Visualization in EDA
You'll plot things during EDA primarily for yourself, not for stakeholders. These are throwaway plots — they don't have to be pretty. The goal is to learn something quickly. Save the polish for your final report. (We cover communication visualizations in Chapter 4.)
Shows the distribution of a single continuous variable. Reveals skew, peaks, and gaps.
The four core EDA plot types — histogram, box plot, scatter plot, and correlation heatmap — applied to a shared dataset.
The EDA Visualization Toolkit
- Histograms — distribution of a single continuous variable. Skewness, peaks, gaps, all visible at a glance.
- Box plots — spread and outliers compactly. Box = IQR, line = median, whiskers = non-outlier extremes, dots = flagged outliers. Great for comparing distributions across categories.
- Scatter plots — relationship between two continuous variables. The most direct way to see correlations, clusters, and nonlinear patterns.
- Pair plots — all pairwise scatter plots in a grid, histograms on the diagonal. Indispensable when you have a modest number of features and want to scan everything at once.
- Correlation heatmaps — color-coded correlation matrix. Faster to read than raw numbers; patterns jump out immediately.
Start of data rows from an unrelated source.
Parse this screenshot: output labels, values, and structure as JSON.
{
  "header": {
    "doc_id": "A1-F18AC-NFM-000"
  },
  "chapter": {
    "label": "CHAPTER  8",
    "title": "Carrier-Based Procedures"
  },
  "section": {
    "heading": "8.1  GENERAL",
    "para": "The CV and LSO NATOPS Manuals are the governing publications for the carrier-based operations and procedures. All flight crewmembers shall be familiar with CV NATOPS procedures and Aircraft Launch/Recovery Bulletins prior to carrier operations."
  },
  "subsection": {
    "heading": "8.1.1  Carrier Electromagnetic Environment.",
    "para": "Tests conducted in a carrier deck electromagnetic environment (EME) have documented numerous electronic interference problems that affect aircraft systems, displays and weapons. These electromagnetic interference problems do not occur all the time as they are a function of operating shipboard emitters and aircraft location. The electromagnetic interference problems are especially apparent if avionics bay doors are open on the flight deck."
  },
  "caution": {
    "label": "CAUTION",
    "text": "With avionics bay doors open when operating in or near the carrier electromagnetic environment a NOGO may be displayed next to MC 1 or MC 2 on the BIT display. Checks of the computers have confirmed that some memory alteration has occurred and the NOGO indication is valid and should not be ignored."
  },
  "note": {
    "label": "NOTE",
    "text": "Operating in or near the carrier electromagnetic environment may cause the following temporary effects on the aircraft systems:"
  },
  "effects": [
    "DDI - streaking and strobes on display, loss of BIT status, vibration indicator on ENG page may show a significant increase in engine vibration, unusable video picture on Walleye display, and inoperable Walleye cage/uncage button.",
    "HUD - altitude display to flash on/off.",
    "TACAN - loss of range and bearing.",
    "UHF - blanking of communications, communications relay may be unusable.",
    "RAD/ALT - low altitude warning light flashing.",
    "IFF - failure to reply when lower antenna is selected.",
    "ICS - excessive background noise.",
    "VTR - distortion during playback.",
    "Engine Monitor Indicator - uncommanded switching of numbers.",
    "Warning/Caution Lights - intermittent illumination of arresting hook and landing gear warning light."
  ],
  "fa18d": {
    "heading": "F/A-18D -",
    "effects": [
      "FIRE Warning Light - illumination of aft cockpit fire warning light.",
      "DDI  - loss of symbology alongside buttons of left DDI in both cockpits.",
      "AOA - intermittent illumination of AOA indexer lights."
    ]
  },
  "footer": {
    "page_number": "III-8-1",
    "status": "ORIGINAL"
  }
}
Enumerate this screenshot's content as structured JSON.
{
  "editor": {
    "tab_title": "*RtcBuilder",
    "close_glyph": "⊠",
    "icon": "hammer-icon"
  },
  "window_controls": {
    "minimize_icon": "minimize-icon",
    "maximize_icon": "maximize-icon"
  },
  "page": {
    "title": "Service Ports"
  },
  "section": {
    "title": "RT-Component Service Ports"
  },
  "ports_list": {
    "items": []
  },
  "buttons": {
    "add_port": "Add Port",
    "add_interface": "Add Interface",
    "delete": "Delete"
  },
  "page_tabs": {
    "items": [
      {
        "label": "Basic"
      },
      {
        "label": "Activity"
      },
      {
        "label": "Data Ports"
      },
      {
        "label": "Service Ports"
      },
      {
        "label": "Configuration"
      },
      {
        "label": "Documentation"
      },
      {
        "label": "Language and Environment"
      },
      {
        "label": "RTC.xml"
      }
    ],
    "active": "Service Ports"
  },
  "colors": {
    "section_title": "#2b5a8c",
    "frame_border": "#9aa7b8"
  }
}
- Bar charts by category — count or distribution broken out by a categorical variable. Quick way to spot imbalance.
Build Your 'First Plots' Routine
Every data scientist builds a small set of "first plots" they run on every new dataset. A useful default routine: shape → head → info → describe → pair plot (if fewer than ~10 features) → correlation heatmap → box plots per numerical feature → bar charts per categorical feature. It takes about ten minutes and tells you 80% of what you need to know before anything else. Build your own version and run it every time.
A histogram of your target variable has two distinct peaks. What is the most likely explanation, and what should you do?